Tencent has officially released HunyuanWorld-Voyager, an innovative video diffusion framework designed to generate 3D point clouds with world consistency based on a single input image, supporting users to immerse themselves in exploration along custom camera paths.
The official stated that this is the first global ultra-long-range world model with native 3D reconstruction capabilities, redefining AI-driven VR, gaming, and simulation space intelligence. This model not only can generate accurately aligned depth information and RGB videos, but it can also be directly used for high-quality 3D reconstruction without post-processing.
Direct 3D Output: Export point cloud videos as 3D formats without tools like COLMAP, enabling immediate 3D applications.
Innovative 3D Memory: Introduce a scalable world cache mechanism to ensure geometric consistency for any camera trajectory.
Top Performance: Ranked first in the Stanford WorldScore test, and performed well in video generation and 3D reconstruction benchmark tests.
The architecture of HunyuanWorld-Voyager includes two key components. The first is "World-consistent Video Diffusion," which proposes a unified architecture that can generate accurately aligned RGB video and depth video sequences based on existing world observations, ensuring global scene consistency. The second is "Long-distance World Exploration," which adopts an efficient world cache mechanism, combined with point cloud culling and autoregressive reasoning capabilities, supporting iterative scene expansion and achieving smooth video sampling through context-aware consistency technology.
To train the HunyuanWorld-Voyager model, the research team built a scalable data construction engine. This automated video reconstruction pipeline can automatically estimate camera poses and metric depths for any input video, eliminating the need for manual annotation, thus enabling the construction of large-scale and diverse training data. Based on this pipeline, HunyuanWorld-Voyager integrated real-world collected and Unreal Engine-rendered video resources, building a large-scale dataset containing over 100,000 video clips.
In experimental evaluations, HunyuanWorld-Voyager showed excellent performance in video generation quality. Compared with four open-source camera-controllable video generation methods, the results showed that this model outperformed other models in metrics such as PSNR, SSIM, and LPIPS, proving its superior video generation quality. At the same time, in terms of scene reconstruction, the generated videos from HunyuanWorld-Voyager also showed better effects in geometric consistency.
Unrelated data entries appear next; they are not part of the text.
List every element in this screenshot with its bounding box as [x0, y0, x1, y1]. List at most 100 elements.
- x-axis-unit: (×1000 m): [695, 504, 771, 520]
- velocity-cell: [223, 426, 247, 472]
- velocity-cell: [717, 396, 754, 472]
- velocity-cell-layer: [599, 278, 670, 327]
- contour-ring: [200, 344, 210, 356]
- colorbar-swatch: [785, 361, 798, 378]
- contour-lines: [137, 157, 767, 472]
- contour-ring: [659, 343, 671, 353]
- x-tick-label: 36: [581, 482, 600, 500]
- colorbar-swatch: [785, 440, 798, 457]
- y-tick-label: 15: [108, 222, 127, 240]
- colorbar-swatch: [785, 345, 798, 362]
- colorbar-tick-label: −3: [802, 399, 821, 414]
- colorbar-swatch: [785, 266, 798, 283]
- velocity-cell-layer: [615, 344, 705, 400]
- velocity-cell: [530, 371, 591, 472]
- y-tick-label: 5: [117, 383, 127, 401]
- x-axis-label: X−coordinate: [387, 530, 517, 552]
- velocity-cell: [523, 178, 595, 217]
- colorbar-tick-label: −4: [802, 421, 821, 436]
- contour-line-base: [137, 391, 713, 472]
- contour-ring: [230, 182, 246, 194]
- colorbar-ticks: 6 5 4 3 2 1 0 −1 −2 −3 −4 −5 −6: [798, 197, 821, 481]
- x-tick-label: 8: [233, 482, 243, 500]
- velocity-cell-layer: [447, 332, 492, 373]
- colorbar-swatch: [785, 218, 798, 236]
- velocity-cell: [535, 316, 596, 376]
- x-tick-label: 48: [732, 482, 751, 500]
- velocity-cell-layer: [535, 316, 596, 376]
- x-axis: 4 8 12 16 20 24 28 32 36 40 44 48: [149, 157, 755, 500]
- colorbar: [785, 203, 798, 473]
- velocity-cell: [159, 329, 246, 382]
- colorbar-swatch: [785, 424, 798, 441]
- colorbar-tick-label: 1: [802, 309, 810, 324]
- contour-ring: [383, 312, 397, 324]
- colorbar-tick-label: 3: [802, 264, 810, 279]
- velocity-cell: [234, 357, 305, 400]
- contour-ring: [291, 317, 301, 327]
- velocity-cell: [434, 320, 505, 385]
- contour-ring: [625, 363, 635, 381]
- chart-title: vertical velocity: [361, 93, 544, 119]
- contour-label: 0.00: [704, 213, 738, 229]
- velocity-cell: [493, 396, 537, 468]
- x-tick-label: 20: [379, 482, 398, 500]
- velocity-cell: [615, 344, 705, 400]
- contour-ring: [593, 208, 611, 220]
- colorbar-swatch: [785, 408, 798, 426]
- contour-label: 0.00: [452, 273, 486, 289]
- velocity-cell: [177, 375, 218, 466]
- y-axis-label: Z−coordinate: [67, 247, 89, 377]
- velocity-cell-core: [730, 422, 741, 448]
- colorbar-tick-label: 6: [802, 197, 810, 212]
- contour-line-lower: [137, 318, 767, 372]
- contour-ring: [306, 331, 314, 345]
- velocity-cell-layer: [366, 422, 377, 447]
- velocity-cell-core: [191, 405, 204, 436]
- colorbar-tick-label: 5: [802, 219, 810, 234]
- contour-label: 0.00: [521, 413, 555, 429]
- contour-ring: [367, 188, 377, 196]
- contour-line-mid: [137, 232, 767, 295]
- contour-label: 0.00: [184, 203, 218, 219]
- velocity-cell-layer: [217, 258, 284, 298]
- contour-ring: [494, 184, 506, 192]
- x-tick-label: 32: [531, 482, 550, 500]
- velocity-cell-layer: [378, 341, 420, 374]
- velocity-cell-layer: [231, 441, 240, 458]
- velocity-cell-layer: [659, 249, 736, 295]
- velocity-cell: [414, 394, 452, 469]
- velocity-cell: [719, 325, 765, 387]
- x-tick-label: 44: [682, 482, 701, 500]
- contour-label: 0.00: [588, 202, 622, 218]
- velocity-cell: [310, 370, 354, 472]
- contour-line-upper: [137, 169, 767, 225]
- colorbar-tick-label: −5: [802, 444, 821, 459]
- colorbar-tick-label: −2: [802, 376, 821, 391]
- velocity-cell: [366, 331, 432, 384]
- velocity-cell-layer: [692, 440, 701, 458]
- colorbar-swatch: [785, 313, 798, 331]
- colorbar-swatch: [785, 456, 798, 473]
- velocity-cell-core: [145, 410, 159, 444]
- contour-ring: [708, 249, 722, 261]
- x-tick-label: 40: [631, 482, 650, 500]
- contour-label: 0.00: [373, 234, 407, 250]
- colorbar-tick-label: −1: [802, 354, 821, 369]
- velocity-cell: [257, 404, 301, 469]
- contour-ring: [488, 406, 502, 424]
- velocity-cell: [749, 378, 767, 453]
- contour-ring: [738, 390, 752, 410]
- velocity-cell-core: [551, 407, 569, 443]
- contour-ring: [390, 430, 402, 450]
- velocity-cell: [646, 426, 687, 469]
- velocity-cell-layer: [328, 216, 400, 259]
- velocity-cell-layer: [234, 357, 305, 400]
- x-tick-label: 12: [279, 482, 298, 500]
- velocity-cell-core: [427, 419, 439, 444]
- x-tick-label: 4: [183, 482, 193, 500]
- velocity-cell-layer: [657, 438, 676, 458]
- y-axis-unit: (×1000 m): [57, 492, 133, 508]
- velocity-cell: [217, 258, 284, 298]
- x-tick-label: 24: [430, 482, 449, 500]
Additionally, HunyuanWorld-Voyager achieved the highest score in the WorldScore static benchmark test, demonstrating its superiority in camera motion control and spatial consistency. This achievement not only showcases the potential of the Hunyuan World model but also paves the way for future 3D scene generation technology.
Key Points:
🌍 HunyuanWorld-Voyager can generate 3D point clouds with world consistency based on a single input image, supporting users' immersive exploration.
🎥 The model simultaneously generates precisely aligned depth information and RGB videos, suitable for high-quality 3D reconstruction.
🏆 In multiple tests, HunyuanWorld-Voyager outperformed other models in both video generation quality and scene reconstruction effectiveness.